A key unanswered question is what is the role of Torsolike in Torso activation? Torsolike exhibits homology to the Membrane Attack Complex (MAC)/Perforin molecules that participate in cell killing in the immune system by embedding themselves in the cell membrane and creating pores. However, we currently do not understand how or whether this domain contributes to the function of the Torsolike protein. Ongoing efforts are directed towards understanding how Trunk activates Torso specifically at the anterior and posterior ends of the embryo and learning the role of Torsolike in this process.

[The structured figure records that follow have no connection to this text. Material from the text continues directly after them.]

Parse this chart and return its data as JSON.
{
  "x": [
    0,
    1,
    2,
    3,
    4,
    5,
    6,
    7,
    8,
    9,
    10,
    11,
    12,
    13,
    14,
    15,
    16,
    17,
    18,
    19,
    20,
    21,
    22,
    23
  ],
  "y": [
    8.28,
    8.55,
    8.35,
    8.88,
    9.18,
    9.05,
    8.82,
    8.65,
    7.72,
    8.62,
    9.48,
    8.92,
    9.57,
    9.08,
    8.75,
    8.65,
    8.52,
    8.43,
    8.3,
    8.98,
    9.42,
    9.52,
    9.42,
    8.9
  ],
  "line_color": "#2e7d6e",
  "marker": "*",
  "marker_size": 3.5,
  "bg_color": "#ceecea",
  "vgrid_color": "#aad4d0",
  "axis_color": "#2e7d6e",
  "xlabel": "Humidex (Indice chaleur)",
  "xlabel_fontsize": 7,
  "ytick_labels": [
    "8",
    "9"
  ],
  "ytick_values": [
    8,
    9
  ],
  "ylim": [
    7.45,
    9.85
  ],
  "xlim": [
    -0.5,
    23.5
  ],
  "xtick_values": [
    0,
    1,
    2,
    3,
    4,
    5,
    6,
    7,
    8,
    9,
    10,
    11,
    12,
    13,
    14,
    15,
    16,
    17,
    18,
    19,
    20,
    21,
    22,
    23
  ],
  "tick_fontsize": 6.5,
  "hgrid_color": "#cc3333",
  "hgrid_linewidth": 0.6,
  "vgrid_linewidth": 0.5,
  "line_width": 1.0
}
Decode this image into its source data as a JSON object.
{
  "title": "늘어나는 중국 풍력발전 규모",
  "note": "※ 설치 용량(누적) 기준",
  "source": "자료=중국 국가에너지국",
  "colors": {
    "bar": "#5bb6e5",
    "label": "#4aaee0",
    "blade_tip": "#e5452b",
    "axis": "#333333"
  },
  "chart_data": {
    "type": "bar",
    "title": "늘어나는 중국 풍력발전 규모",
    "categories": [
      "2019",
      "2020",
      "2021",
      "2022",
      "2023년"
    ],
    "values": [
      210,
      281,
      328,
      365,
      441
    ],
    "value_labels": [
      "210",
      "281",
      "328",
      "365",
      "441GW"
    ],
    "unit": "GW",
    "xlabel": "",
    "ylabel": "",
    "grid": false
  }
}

Figure 7. Expression of the torsolike gene during oogenesis in the egg chamber (follicle) in which the oocyte (future egg) develops. torsolike (blue) is expressed in two populations of follicle cells at the anterior and posterior ends of the developing egg cell.
References:
Zhang, Z., Stevens, L. M., and Stein, D. (2009). Sulfation of eggshell components by Pipe defines dorsal-ventral polarity in the Drosophila embryo. Current Biology 19, 1200-1205.
Cho, Y. S., Stevens, L. M. and Stein, D. (2010). Pipe-dependent ventral processing of Easter by Snake is the defining step in Drosophila embryo DV axis formation. Current Biology 20, 1133-1137.
Cho, Y.S., Stevens, L.M., Sievermann, K.J., Nguyen, J., and Stein, D. (2012). A ventrally localized protease in the Drosophila egg controls embryo dorsoventral polarity. Current Biology 22, 1013-1018.